I'd like to suggest an alternate solution. In your current scheme, you
would put 'de la Tour' in your surname column, but you are saying that
'Tour' is the part to sort by, while 'de la' is not. To my mind, that means
'de la' and 'Tour' are different kinds of data, which means they belong in
different columns -- surname_prefix and surname, perhaps. Then you can
concatenate surname_prefix and surname for display purposes, but sort on
just surname (or surname, surname_prefix, first_name), and an index on
surname (or surname, surname_prefix, first_name) could be used.
For example:
SELECT * FROM advisers;
++++--+
| id | first_name | surname_prefix | surname |
++++--+
| 1 | Michael| NULL | Stassen |
| 2 | Max| van den| Berg |
| 3 | Sylvia | du | Sautoy |
| 4 | Alicia | NULL | Davidson |
| 5 | Marco | van| Basten |
| 6 | Andy | NULL | Thomas |
| 7 | Michelle | de | Contes |
| 8 | Gabrielle | de la | Tour |
| 9 | Joe| NULL | McNeil |
| 10 | Chris | NULL | Brown|
++++--+
10 rows in set (0.30 sec)
SELECT first_name, CONCAT_WS(' ', surname_prefix, surname) AS last_name
FROM advisers
ORDER BY surname;
++--+
| first_name | last_name|
++--+
| Marco | van Basten |
| Max| van den Berg |
| Chris | Brown|
| Michelle | de Contes|
| Alicia | Davidson |
| Joe| McNeil |
| Sylvia | du Sautoy|
| Michael| Stassen |
| Andy | Thomas |
| Gabrielle | de la Tour |
++--+
SELECT CONCAT_WS(' ', first_name, surname_prefix, surname) AS name
FROM advisers
ORDER BY surname, surname_prefix, first_name;
+--+
| name |
+--+
| Marco van Basten |
| Max van den Berg |
| Chris Brown |
| Michelle de Contes |
| Alicia Davidson |
| Joe McNeil |
| Sylvia du Sautoy |
| Michael Stassen |
| Andy Thomas |
| Gabrielle de la Tour |
+--+
Michael
andy thomas wrote:
On Tue, 8 Jun 2004, Andy Eastham wrote:
Look at using the Reverse() function, then take the substring up to the
first space, then reverse the result.
Well, 'select substring_index(surname,' ',-1) from advisers' does the
trick as far as extracting the wanted parts of surnames at the end of
the surname filed but I'm not sure how to use this as an argument to
ORDER BY? Shouldn't something like:
select substring_index(surname,' ',-1) as r from advisers, select * from
advisers order by r
work?
Thanks for your help,
Andy
-Original Message-
From: Paul McNeil [mailto:[EMAIL PROTECTED]
Sent: 08 June 2004 14:04
To: [EMAIL PROTECTED]
Subject: RE - Order By Problem
I have never done anything like this but after looking at the spec's I
have a possible direction for you
In String functions there is LOCATE(substr,str,pos)

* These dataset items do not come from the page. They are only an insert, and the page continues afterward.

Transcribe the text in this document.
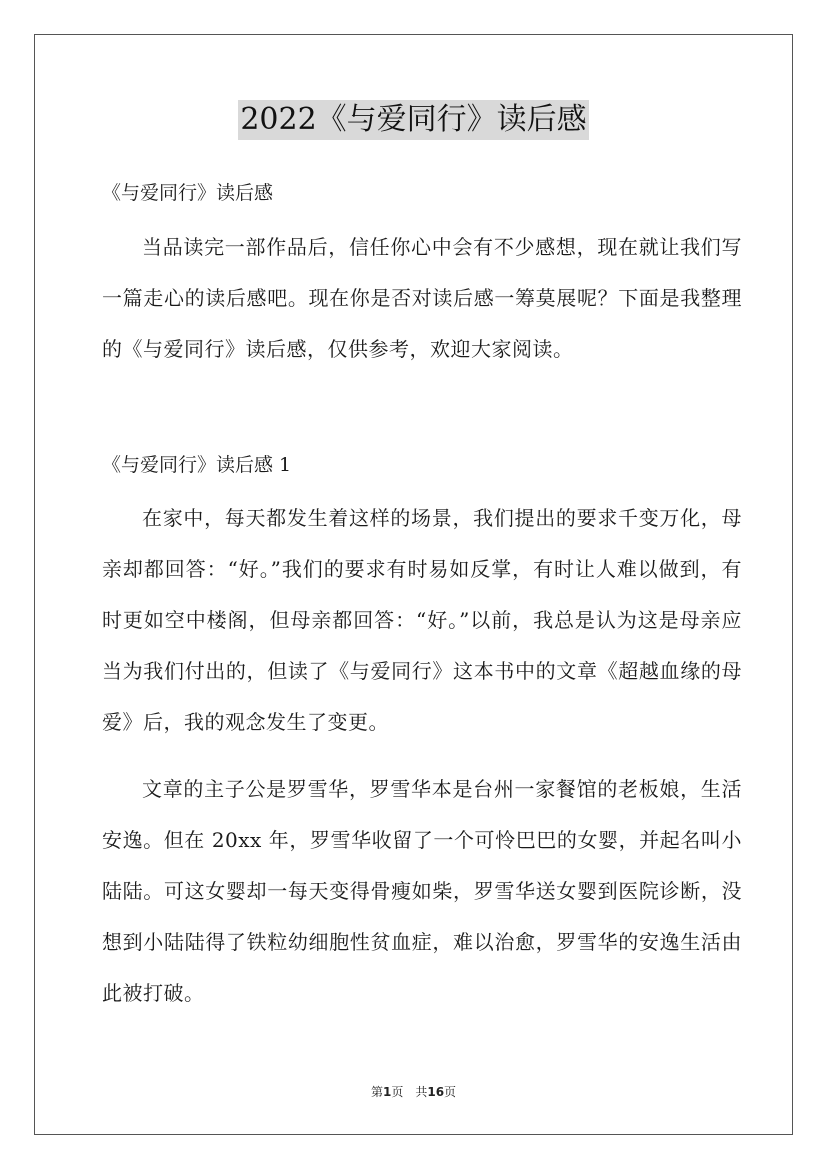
2022《与爱同行》读后感
《与爱同行》读后感
当品读完一部作品后，信任你心中会有不少感想，现在就让我们写一篇走心的读后感吧。现在你是否对读后感一筹莫展呢？下面是我整理的《与爱同行》读后感，仅供参考，欢迎大家阅读。
《与爱同行》读后感 1
在家中，每天都发生着这样的场景，我们提出的要求千变万化，母亲却都回答：“好。”我们的要求有时易如反掌，有时让人难以做到，有时更如空中楼阁，但母亲都回答：“好。”以前，我总是认为这是母亲应当为我们付出的，但读了《与爱同行》这本书中的文章《超越血缘的母爱》后，我的观念发生了变更。
文章的主子公是罗雪华，罗雪华本是台州一家餐馆的老板娘，生活安逸。但在 20xx 年，罗雪华收留了一个可怜巴巴的女婴，并起名叫小陆陆。可这女婴却一每天变得骨瘦如柴，罗雪华送女婴到医院诊断，没想到小陆陆得了铁粒幼细胞性贫血症，难以治愈，罗雪华的安逸生活由此被打破。
第1页 共16页
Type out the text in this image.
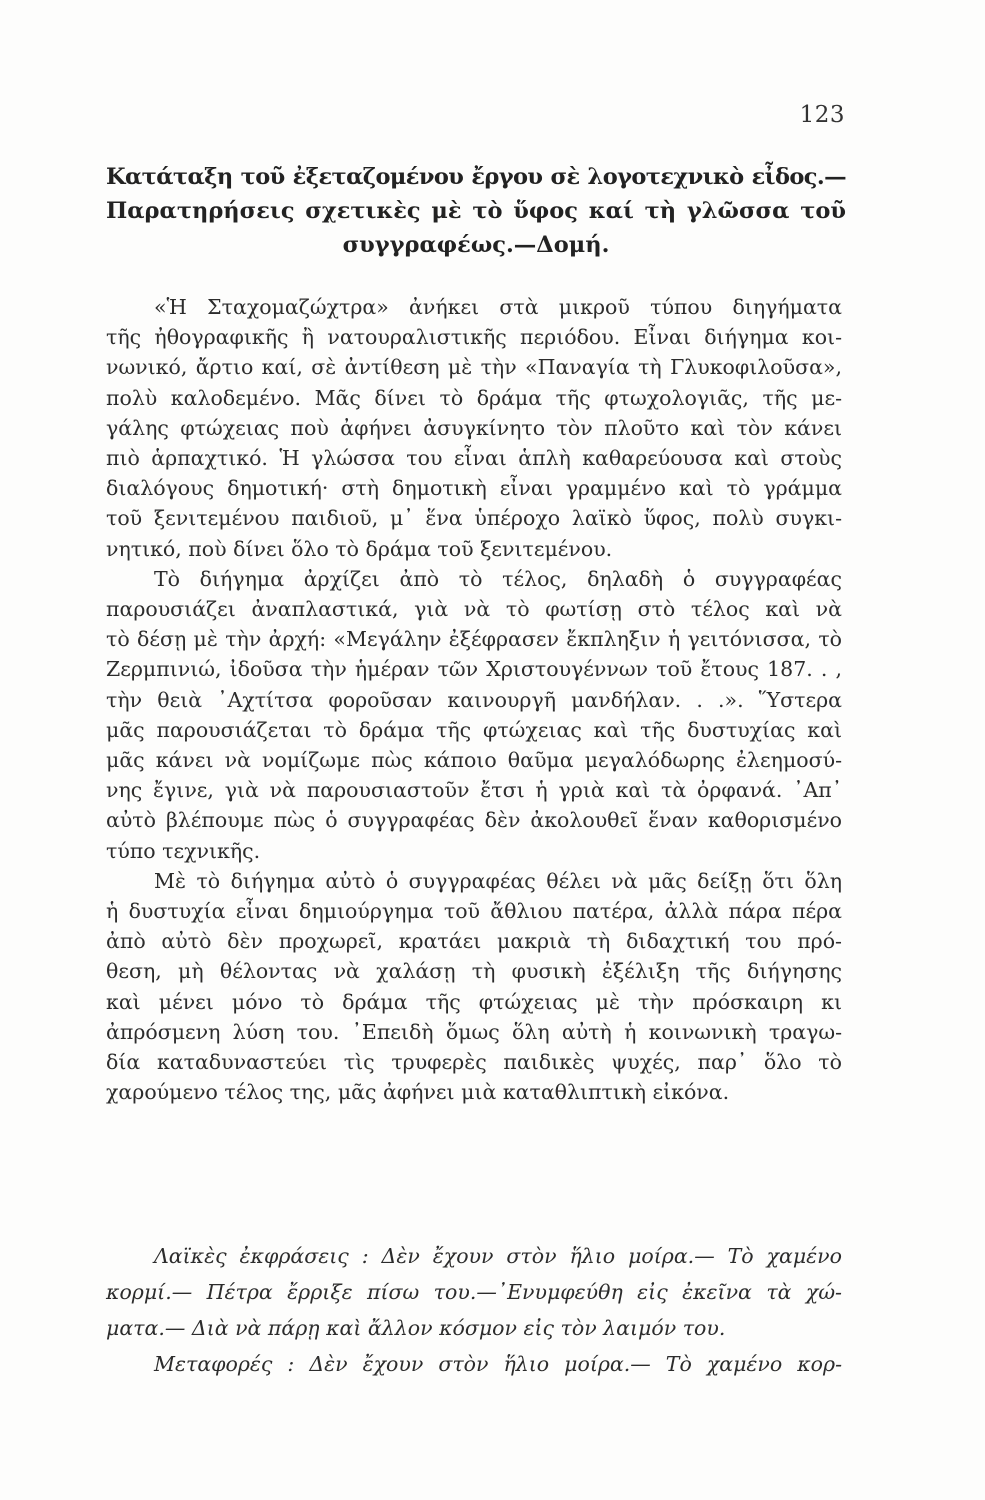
123
Κατάταξη τοῦ ἐξεταζομένου ἔργου σὲ λογοτεχνικὸ εἶδος.—
Παρατηρήσεις σχετικὲς μὲ τὸ ὕφος καί τὴ γλῶσσα τοῦ
συγγραφέως.—Δομή.
«Ἡ Σταχομαζώχτρα» ἀνήκει στὰ μικροῦ τύπου διηγήματα
τῆς ἠθογραφικῆς ἢ νατουραλιστικῆς περιόδου. Εἶναι διήγημα κοι-
νωνικό, ἄρτιο καί, σὲ ἀντίθεση μὲ τὴν «Παναγία τὴ Γλυκοφιλοῦσα»,
πολὺ καλοδεμένο. Μᾶς δίνει τὸ δράμα τῆς φτωχολογιᾶς, τῆς με-
γάλης φτώχειας ποὺ ἀφήνει ἀσυγκίνητο τὸν πλοῦτο καὶ τὸν κάνει
πιὸ ἁρπαχτικό. Ἡ γλώσσα του εἶναι ἁπλὴ καθαρεύουσα καὶ στοὺς
διαλόγους δημοτική· στὴ δημοτικὴ εἶναι γραμμένο καὶ τὸ γράμμα
τοῦ ξενιτεμένου παιδιοῦ, μ᾽ ἕνα ὑπέροχο λαϊκὸ ὕφος, πολὺ συγκι-
νητικό, ποὺ δίνει ὅλο τὸ δράμα τοῦ ξενιτεμένου.
Τὸ διήγημα ἀρχίζει ἀπὸ τὸ τέλος, δηλαδὴ ὁ συγγραφέας
παρουσιάζει ἀναπλαστικά, γιὰ νὰ τὸ φωτίσῃ στὸ τέλος καὶ νὰ
τὸ δέσῃ μὲ τὴν ἀρχή: «Μεγάλην ἐξέφρασεν ἔκπληξιν ἡ γειτόνισσα, τὸ
Ζερμπινιώ, ἰδοῦσα τὴν ἡμέραν τῶν Χριστουγέννων τοῦ ἔτους 187. . ,
τὴν θειὰ ᾽Αχτίτσα φοροῦσαν καινουργῆ μανδήλαν. . .». Ὕστερα
μᾶς παρουσιάζεται τὸ δράμα τῆς φτώχειας καὶ τῆς δυστυχίας καὶ
μᾶς κάνει νὰ νομίζωμε πὼς κάποιο θαῦμα μεγαλόδωρης ἐλεημοσύ-
νης ἔγινε, γιὰ νὰ παρουσιαστοῦν ἔτσι ἡ γριὰ καὶ τὰ ὀρφανά. ᾽Απ᾽
αὐτὸ βλέπουμε πὼς ὁ συγγραφέας δὲν ἀκολουθεῖ ἕναν καθορισμένο
τύπο τεχνικῆς.
Μὲ τὸ διήγημα αὐτὸ ὁ συγγραφέας θέλει νὰ μᾶς δείξῃ ὅτι ὅλη
ἡ δυστυχία εἶναι δημιούργημα τοῦ ἄθλιου πατέρα, ἀλλὰ πάρα πέρα
ἀπὸ αὐτὸ δὲν προχωρεῖ, κρατάει μακριὰ τὴ διδαχτική του πρό-
θεση, μὴ θέλοντας νὰ χαλάσῃ τὴ φυσικὴ ἐξέλιξη τῆς διήγησης
καὶ μένει μόνο τὸ δράμα τῆς φτώχειας μὲ τὴν πρόσκαιρη κι
ἀπρόσμενη λύση του. ᾽Επειδὴ ὅμως ὅλη αὐτὴ ἡ κοινωνικὴ τραγω-
δία καταδυναστεύει τὶς τρυφερὲς παιδικὲς ψυχές, παρ᾽ ὅλο τὸ
χαρούμενο τέλος της, μᾶς ἀφήνει μιὰ καταθλιπτικὴ εἰκόνα.
Λαϊκὲς ἐκφράσεις : Δὲν ἔχουν στὸν ἥλιο μοίρα.— Τὸ χαμένο
κορμί.— Πέτρα ἔρριξε πίσω του.—᾽Ενυμφεύθη εἰς ἐκεῖνα τὰ χώ-
ματα.— Διὰ νὰ πάρῃ καὶ ἄλλον κόσμον εἰς τὸν λαιμόν του.
Μεταφορές : Δὲν ἔχουν στὸν ἥλιο μοίρα.— Τὸ χαμένο κορ-
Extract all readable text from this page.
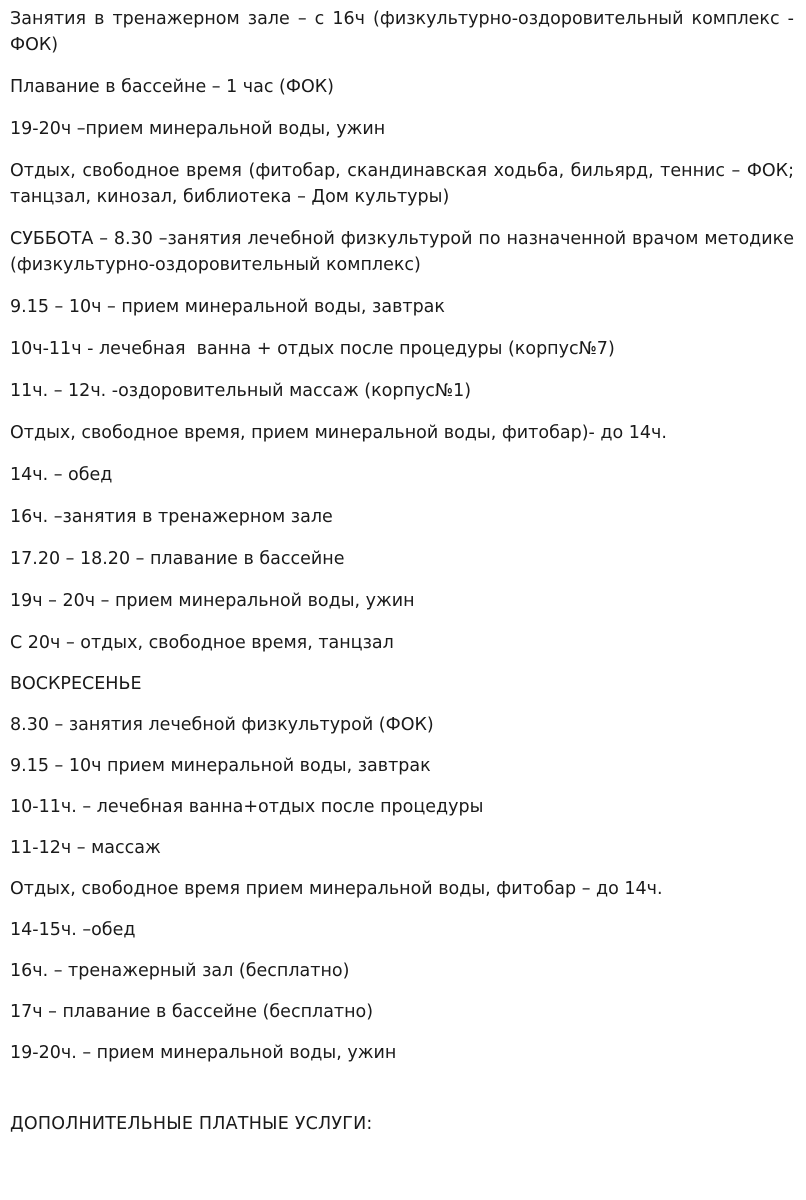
Занятия в тренажерном зале – с 16ч (физкультурно-оздоровительный комплекс - ФОК)

Плавание в бассейне – 1 час (ФОК)

19-20ч –прием минеральной воды, ужин

Отдых, свободное время (фитобар, скандинавская ходьба, бильярд, теннис – ФОК; танцзал, кинозал, библиотека – Дом культуры)

СУББОТА – 8.30 –занятия лечебной физкультурой по назначенной врачом методике (физкультурно-оздоровительный комплекс)

9.15 – 10ч – прием минеральной воды, завтрак

10ч-11ч - лечебная  ванна + отдых после процедуры (корпус№7)

11ч. – 12ч. -оздоровительный массаж (корпус№1)

Отдых, свободное время, прием минеральной воды, фитобар)- до 14ч.

14ч. – обед

16ч. –занятия в тренажерном зале

17.20 – 18.20 – плавание в бассейне

19ч – 20ч – прием минеральной воды, ужин

С 20ч – отдых, свободное время, танцзал

ВОСКРЕСЕНЬЕ

8.30 – занятия лечебной физкультурой (ФОК)

9.15 – 10ч прием минеральной воды, завтрак

10-11ч. – лечебная ванна+отдых после процедуры

11-12ч – массаж

Отдых, свободное время прием минеральной воды, фитобар – до 14ч.

14-15ч. –обед

16ч. – тренажерный зал (бесплатно)

17ч – плавание в бассейне (бесплатно)

19-20ч. – прием минеральной воды, ужин

ДОПОЛНИТЕЛЬНЫЕ ПЛАТНЫЕ УСЛУГИ:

The first syntax returns the position of the first occurrence of substring
substr in string str. The second syntax returns the position of the first
occurrence of substring substr in string str, starting at position pos.
Returns 0 if substr is not in str.
I think that if you create a function that uses this to strip the string
to the left of the last found space and that returns the string to the right
you could call this in your query and use it in the order by statement.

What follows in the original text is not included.